Through the duration of the show, the more experienced cast members — Daly, Korder, High Priestess Haley Ornstein (22B) and Social Chair Noah Gentry (23B) — demonstrated talent and leadership within the troupe. However, some of the newer members admitted to feeling some nerves leading up to the show.

“I was getting more and more nervous the weeks coming up because we started realizing a lot more of the skills and things you need to watch out for in an improv scene,” Banul said. “But then when we did the full run through … I felt really natural.” 

Banul played the host in the troupe’s next game, “Party Quirks,” with the rest of the new cast members. The audience supplied the type of party and gave each “guest” a quirk. Quirks were kept secret from Banul, who would attempt to guess each trait later in the game.

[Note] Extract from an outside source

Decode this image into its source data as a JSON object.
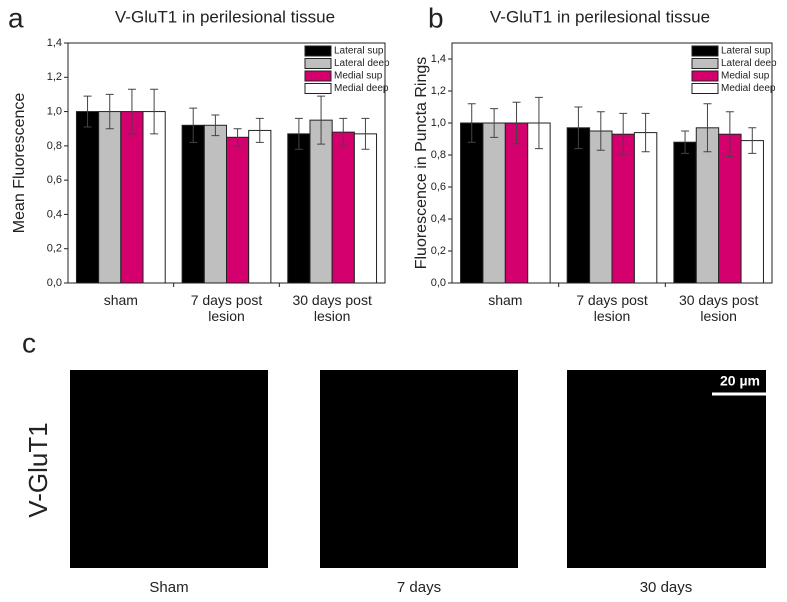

The scene unfolded on stage, to the amusement of the audience: a chaotic pasta party in which Block could speak only in alliterations, Sharma did frequent pushups mid-sentence and Mesnik channeled the persona of John Cena.

Banul appealed to the sensibilities of a college audience with a quip about studying abroad in Italy. Sharma maintained high energy and comedic vocal inflection while doing pushups. Block’s alliteration and Mesnik’s witty one-liners garnered hearty laughter from the audience. 

Even within the group of new cast members, the troupe’s chemistry was natural, and an entertaining banter was established in each game. Daly said the troupe looks for chemistry in the audition process because exchanges between cast members are important for improv.

“When we’re playing games with people, we really interact with each other really well, and then outside of scenes, too,” Daly said. “I think the group dynamic is just really perfect.”

Sharma, a recent transfer student, said she decided to audition for Rathskellar on a whim because she had never done improv before.

“The group has been so welcoming, and it’s been an experience of learning and growing for everyone there,” Sharma said.

The remaining short-form games, “News Caster,” “Superheroes” and “It Takes a Village,” demonstrated an ease, creativity and spontaneous wit that could only come from practice, dedication and passion. 

Through Rathskellar’s skillful production, a usually-dull lecture hall was brought to life. Emory students got to experience the gift of laughter, comedy and lightness after a prolonged midterm exam period. Needless to say, it was an uplifting display of school spirit.

“There’s a really great, alive crowd, and that makes doing the improv that much more fun,” Banul said.

The troupe’s next show will take place on Nov. 17 in White Hall 111.